Its unbelievably horrible to look back at what happened to me! Its beyond my imagination; to be led on by a false family system playing games! Its unbelievable! I had no idea! I thought the whole thing was real, and everyone in it real! they were all fakes, all sociopaths. Its all unimaginable. All that love I felt for these creatures... and none of them were real! they were all sycophants. It was truly a gruesome tale that few will live through. I have and am living through it. I have mind or brain damage from the traumas. However, I may get a life out of this deal. Its just that, this is one of the most horrible things I could have ever read about and it happened to me! Its unbelievable to go through. I prey some day, that Im back to normal with a new family, and we are looking back at our lives and I tell the story of all of what I went through! and I can look back and shutter at such things as something I will never have to come near ever again.
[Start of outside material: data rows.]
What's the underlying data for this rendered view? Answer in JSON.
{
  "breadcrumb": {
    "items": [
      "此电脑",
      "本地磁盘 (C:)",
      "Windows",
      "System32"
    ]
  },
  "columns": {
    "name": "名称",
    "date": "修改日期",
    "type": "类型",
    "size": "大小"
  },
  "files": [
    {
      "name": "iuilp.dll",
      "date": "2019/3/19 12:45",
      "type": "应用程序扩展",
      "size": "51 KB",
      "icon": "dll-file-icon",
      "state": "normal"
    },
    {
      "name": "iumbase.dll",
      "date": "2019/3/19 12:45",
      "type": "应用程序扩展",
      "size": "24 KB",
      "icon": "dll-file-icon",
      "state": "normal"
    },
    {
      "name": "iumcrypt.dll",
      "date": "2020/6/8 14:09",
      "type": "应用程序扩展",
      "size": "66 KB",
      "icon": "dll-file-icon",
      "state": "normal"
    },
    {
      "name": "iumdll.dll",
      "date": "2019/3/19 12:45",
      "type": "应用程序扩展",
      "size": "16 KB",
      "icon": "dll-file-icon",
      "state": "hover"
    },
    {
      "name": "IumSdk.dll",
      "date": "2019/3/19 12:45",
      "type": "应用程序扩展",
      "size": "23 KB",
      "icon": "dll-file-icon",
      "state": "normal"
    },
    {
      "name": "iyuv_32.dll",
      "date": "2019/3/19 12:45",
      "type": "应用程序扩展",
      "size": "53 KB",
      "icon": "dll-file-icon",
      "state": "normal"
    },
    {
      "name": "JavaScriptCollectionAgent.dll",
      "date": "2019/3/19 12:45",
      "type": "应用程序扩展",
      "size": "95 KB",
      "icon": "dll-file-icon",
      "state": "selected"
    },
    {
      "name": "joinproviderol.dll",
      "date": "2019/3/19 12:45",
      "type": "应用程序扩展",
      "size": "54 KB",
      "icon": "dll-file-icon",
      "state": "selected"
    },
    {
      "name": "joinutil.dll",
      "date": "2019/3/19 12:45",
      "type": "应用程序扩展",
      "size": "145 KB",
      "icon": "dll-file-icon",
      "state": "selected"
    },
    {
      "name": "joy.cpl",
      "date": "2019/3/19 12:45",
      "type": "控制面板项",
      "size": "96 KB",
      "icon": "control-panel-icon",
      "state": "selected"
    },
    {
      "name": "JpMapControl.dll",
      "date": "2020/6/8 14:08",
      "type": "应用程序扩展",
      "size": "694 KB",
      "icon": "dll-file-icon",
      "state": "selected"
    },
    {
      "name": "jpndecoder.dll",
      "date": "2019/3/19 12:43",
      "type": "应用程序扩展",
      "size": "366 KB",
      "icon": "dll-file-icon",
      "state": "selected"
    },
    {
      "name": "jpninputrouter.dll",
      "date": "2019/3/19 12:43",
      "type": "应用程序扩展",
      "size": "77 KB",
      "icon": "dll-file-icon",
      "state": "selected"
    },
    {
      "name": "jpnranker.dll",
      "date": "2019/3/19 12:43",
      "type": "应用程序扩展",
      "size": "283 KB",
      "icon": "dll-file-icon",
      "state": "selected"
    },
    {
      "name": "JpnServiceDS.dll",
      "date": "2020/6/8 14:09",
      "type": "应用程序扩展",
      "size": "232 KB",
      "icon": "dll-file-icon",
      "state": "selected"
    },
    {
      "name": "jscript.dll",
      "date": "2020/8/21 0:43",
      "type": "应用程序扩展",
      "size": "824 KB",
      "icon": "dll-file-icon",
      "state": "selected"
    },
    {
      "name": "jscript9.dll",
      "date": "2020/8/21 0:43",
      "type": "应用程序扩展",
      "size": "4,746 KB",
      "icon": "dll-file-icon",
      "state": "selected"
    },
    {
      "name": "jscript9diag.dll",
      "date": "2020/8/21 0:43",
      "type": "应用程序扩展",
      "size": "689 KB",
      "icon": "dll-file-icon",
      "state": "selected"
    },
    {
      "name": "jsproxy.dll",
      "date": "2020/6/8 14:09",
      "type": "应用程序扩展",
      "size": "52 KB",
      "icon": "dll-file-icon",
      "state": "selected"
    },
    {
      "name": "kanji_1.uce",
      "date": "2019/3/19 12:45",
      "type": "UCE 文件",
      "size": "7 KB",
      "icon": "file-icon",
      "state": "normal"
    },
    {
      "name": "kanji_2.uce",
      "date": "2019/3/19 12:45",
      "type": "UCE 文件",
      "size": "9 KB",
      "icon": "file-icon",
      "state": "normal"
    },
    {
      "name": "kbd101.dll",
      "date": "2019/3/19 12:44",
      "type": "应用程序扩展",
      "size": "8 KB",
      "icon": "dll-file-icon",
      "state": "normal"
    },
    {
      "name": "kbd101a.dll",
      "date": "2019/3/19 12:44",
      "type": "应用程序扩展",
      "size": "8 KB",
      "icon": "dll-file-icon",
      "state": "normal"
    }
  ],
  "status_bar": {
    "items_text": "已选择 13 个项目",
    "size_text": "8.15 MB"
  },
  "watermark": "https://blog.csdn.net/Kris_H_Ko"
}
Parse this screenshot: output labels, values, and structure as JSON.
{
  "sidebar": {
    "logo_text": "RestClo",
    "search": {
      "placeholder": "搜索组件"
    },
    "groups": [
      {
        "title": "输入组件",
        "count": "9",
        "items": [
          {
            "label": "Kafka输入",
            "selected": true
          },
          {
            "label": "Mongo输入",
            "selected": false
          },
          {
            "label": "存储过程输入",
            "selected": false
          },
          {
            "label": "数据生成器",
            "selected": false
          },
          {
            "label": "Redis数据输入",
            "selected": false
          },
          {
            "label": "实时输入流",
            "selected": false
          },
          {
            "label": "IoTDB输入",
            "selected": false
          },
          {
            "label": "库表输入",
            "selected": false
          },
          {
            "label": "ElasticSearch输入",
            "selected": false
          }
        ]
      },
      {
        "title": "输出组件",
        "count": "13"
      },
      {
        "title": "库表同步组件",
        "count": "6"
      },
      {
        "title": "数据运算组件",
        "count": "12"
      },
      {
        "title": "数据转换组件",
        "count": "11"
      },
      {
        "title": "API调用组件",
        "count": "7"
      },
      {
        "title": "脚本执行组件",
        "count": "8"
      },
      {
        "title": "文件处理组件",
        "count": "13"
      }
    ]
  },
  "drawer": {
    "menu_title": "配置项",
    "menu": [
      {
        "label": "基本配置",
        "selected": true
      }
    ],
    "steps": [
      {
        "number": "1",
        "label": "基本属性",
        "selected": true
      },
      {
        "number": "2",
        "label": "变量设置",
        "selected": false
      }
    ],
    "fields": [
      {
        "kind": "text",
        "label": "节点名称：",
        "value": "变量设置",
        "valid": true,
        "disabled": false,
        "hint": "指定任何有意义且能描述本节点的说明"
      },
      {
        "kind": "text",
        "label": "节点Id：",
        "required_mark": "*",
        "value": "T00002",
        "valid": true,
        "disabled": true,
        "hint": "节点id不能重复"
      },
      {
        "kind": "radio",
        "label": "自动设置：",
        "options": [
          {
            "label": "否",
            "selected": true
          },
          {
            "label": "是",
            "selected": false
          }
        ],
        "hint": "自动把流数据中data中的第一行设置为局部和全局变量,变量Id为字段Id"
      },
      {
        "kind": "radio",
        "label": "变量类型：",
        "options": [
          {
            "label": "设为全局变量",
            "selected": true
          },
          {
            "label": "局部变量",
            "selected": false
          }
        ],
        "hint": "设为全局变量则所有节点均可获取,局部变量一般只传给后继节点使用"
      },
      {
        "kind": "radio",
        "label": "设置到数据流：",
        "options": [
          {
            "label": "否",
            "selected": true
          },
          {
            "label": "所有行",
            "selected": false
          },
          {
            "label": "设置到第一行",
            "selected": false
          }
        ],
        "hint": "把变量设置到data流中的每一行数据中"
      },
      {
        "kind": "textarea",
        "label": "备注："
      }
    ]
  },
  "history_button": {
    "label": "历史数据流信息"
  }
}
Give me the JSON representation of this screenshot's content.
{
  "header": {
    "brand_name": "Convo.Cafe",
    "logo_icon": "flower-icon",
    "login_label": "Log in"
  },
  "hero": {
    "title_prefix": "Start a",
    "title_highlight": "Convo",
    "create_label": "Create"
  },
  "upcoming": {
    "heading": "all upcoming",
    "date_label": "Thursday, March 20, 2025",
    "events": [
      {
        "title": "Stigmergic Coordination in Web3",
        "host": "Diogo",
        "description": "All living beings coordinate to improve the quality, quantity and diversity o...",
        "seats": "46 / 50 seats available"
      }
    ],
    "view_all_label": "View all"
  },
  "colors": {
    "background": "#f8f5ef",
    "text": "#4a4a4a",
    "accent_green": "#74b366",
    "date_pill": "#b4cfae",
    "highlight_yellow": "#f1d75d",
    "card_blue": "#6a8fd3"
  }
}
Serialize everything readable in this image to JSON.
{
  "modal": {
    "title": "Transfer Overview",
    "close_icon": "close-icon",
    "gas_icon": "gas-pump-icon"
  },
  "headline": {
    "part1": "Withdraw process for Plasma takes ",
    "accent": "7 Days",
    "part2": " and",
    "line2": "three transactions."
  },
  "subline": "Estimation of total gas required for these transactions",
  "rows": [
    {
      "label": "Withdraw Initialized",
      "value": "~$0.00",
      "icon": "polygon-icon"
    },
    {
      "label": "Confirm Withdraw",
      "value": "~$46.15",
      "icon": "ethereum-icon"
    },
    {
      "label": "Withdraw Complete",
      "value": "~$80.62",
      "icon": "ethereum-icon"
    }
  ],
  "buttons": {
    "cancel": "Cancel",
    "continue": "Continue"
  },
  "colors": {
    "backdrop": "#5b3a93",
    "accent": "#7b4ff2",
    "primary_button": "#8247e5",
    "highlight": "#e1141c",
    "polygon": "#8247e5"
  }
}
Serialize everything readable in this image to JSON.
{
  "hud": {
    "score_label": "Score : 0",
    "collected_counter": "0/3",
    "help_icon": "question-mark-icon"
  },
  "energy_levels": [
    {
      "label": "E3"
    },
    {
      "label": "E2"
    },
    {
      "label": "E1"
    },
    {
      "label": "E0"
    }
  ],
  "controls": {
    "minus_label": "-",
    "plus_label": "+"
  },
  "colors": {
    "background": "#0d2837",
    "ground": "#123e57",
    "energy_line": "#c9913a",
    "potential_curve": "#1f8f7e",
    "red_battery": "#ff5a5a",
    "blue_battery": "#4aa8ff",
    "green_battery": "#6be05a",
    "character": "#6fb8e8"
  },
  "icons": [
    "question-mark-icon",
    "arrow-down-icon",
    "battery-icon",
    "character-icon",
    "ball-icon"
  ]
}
I am a decent person! and I hope to be around decent people once more! This time ( real decent) people, not the fake retards I was exposed to when young. Its truly a horrible tale. I would prey that others do not have to go through this like I did! I can think of nothing more horrible to put a child through, and most will kill themselves long before they ever grow enough to make it to a psych site like this...
Im looking forward to real people again, Christmas and Thanksgiving and skiing and stuff.
I have allot of work to do! I have the PTSD and dissociative stuff to work with while I am attempting interaction in the real world.
Im not a bad guy! I might sound like one! Im not! I need people who understand what is going on here! Im not interested in anyone else.